Effective Evolutionary Multilabel Feature Selection under a Budget Constraint

School of Computer Science and Engineering, Chung-Ang University, 221 Heukseok-dong, Dongjak-gu, Seoul 06974, Republic of Korea

Correspondence should be addressed to Dae-Won Kim;

Received 29 September 2017; Accepted 21 January 2018; Published 7 March 2018

Academic Editor: Kevin Wong

Copyright © 2018 Jaesung Lee et al. This is an open access article distributed under the Creative Commons Attribution License, which permits unrestricted use, distribution, and reproduction in any medium, provided the original work is properly cited.

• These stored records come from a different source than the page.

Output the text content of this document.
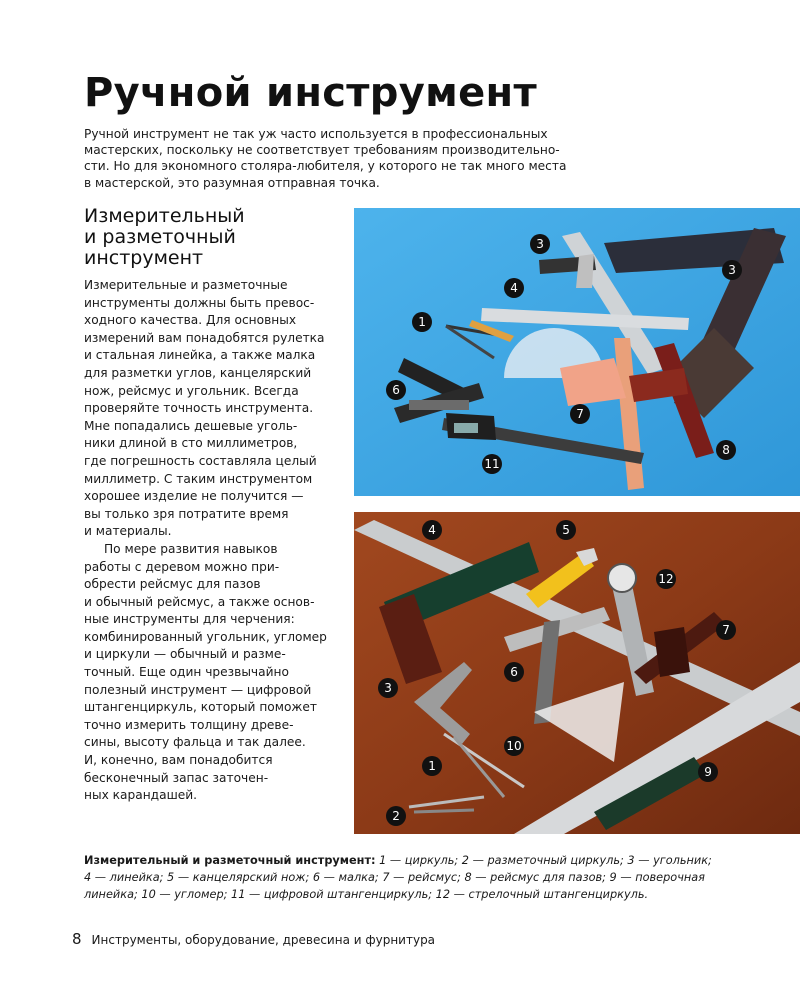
Ручной инструмент
Ручной инструмент не так уж часто используется в профессиональных
мастерских, поскольку не соответствует требованиям производительно-
сти. Но для экономного столяра-любителя, у которого не так много места
в мастерской, это разумная отправная точка.
Измерительный
и разметочный
инструмент
Измерительные и разметочные
инструменты должны быть превос-
ходного качества. Для основных
измерений вам понадобятся рулетка
и стальная линейка, а также малка
для разметки углов, канцелярский
нож, рейсмус и угольник. Всегда
проверяйте точность инструмента.
Мне попадались дешевые уголь-
ники длиной в сто миллиметров,
где погрешность составляла целый
миллиметр. С таким инструментом
хорошее изделие не получится —
вы только зря потратите время
и материалы.
По мере развития навыков
работы с деревом можно при-
обрести рейсмус для пазов
и обычный рейсмус, а также основ-
ные инструменты для черчения:
комбинированный угольник, угломер
и циркули — обычный и разме-
точный. Еще один чрезвычайно
полезный инструмент — цифровой
штангенциркуль, который поможет
точно измерить толщину древе-
сины, высоту фальца и так далее.
И, конечно, вам понадобится
бесконечный запас заточен-
ных карандашей.
3
4
3
1
6
7
8
11
4	5
12
7
3
6
10
1	9
2
Измерительный и разметочный инструмент: 1 — циркуль; 2 — разметочный циркуль; 3 — угольник;
4 — линейка; 5 — канцелярский нож; 6 — малка; 7 — рейсмус; 8 — рейсмус для пазов; 9 — поверочная
линейка; 10 — угломер; 11 — цифровой штангенциркуль; 12 — стрелочный штангенциркуль.
8 Инструменты, оборудование, древесина и фурнитура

Multilabel feature selection involves the selection of relevant features from multilabeled datasets, resulting in improved multilabel learning accuracy. Evolutionary search-based multilabel feature selection methods have proved useful for identifying a compact feature subset by successfully improving the accuracy of multilabel classification. However, conventional methods frequently violate budget constraints or result in inefficient searches due to ineffective exploration of important features. In this paper, we present an effective evolutionary search-based feature selection method for multilabel classification with a budget constraint. The proposed method employs a novel exploration operation to enhance the search capabilities of a traditional genetic search, resulting in improved multilabel classification. Empirical studies using 20 real-world datasets demonstrate that the proposed method outperforms conventional multilabel feature selection methods.